BERKELEY – Back in 1981, America’s Republican Party gave up all belief that the government’s budget ought to be balanced. The idea took hold that tax cuts should be undertaken all the time, at every opportunity, because reducing taxes supposedly raised revenue.
Irving Kristol, sometime editor of the magazine The Public Interest and one of the intellectual midwives of this idea, later wrote that he was interested not in whether it was true, but in whether it was useful. Years later, he spoke of his “own rather cavalier attitude toward the budget deficit and other monetary or fiscal problems. The task...was to create a new...conservative... Republican majority – so political effectiveness was the priority, not the accounting deficiencies of government...”
Now it has become clear that John McCain – who once criticized George W. Bush’s tax cuts as imprudent and refused to vote for them – has succumbed to this potion. He appears to be proposing further tax cuts that promise to cost the United States Treasury some $300 billion a year, to “offset” them with cuts in earmarked spending accounted for at $3 billion a year, and somehow to balance the budget.

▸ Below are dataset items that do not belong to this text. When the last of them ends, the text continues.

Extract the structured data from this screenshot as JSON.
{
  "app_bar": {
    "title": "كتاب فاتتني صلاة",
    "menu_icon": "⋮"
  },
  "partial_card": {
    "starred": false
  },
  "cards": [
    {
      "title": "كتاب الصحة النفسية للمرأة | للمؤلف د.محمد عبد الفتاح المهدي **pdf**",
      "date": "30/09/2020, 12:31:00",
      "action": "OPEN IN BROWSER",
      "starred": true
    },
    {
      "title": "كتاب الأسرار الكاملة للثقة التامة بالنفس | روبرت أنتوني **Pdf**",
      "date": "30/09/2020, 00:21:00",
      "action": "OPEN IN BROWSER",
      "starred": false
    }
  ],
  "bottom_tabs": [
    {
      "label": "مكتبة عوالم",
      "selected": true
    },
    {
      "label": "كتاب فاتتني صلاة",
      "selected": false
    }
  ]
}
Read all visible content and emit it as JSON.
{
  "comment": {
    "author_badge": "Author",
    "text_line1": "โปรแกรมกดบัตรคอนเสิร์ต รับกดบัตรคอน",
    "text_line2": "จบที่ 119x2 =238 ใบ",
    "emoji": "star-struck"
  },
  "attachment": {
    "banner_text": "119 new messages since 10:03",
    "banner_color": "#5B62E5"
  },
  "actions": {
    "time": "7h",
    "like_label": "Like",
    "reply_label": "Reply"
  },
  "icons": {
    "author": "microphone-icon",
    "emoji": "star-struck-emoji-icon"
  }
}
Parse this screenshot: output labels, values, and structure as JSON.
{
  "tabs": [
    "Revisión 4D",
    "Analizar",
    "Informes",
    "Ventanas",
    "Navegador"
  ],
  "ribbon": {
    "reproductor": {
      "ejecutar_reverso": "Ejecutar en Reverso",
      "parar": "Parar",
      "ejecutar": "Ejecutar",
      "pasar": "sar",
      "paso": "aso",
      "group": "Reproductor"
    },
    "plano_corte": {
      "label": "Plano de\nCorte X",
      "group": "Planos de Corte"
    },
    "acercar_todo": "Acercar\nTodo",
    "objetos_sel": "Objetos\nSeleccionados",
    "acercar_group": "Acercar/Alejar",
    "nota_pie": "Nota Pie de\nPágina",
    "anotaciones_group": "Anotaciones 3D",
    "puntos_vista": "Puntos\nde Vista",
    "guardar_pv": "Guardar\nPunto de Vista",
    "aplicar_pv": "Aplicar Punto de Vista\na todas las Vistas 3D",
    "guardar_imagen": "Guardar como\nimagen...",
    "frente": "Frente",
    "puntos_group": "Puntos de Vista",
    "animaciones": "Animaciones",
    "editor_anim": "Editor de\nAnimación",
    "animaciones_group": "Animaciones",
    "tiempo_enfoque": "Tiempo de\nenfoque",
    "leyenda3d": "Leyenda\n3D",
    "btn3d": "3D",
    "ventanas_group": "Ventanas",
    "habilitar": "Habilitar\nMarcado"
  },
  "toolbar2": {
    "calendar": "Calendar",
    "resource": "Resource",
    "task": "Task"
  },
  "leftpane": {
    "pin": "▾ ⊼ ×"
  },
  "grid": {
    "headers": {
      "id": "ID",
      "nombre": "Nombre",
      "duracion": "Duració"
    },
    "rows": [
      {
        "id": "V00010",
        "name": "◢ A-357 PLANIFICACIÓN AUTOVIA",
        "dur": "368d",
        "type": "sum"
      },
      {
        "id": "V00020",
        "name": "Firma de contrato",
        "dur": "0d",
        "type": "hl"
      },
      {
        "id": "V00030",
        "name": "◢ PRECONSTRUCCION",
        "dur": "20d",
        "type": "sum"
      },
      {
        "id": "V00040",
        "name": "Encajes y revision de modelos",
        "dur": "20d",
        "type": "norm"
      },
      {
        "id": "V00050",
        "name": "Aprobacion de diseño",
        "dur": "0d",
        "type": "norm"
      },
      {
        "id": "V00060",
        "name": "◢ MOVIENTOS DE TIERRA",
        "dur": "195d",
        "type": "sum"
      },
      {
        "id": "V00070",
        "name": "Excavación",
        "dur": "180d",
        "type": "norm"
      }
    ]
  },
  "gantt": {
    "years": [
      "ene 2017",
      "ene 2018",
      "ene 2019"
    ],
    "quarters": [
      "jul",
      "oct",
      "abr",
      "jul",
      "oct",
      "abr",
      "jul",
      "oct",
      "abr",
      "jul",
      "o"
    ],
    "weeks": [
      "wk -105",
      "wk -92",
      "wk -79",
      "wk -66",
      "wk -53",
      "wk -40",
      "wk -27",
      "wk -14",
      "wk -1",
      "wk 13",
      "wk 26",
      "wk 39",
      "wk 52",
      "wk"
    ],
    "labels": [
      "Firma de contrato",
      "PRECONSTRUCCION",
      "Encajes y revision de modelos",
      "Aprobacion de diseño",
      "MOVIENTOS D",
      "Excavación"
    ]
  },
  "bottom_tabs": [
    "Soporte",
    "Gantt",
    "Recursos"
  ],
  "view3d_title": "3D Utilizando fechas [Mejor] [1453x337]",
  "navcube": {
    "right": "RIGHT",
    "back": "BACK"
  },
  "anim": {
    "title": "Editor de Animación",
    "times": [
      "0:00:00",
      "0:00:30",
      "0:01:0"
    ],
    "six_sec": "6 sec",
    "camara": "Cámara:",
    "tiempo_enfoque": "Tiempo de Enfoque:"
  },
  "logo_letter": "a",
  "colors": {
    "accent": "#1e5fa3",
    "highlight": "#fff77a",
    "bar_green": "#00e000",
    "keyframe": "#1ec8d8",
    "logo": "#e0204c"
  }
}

We know the consequences: McCain’s fiscal policy is likely to be standard Republican fiscal policy – and since 1981, standard Republican fiscal policy has increased the ratio of gross federal debt to GDP by nearly 2% per year. By contrast, a typical post-WWII Democratic administration has reduced the debt-to-GDP ratio by more than 1% per year. This is one of the issues at stake in this year’s presidential election.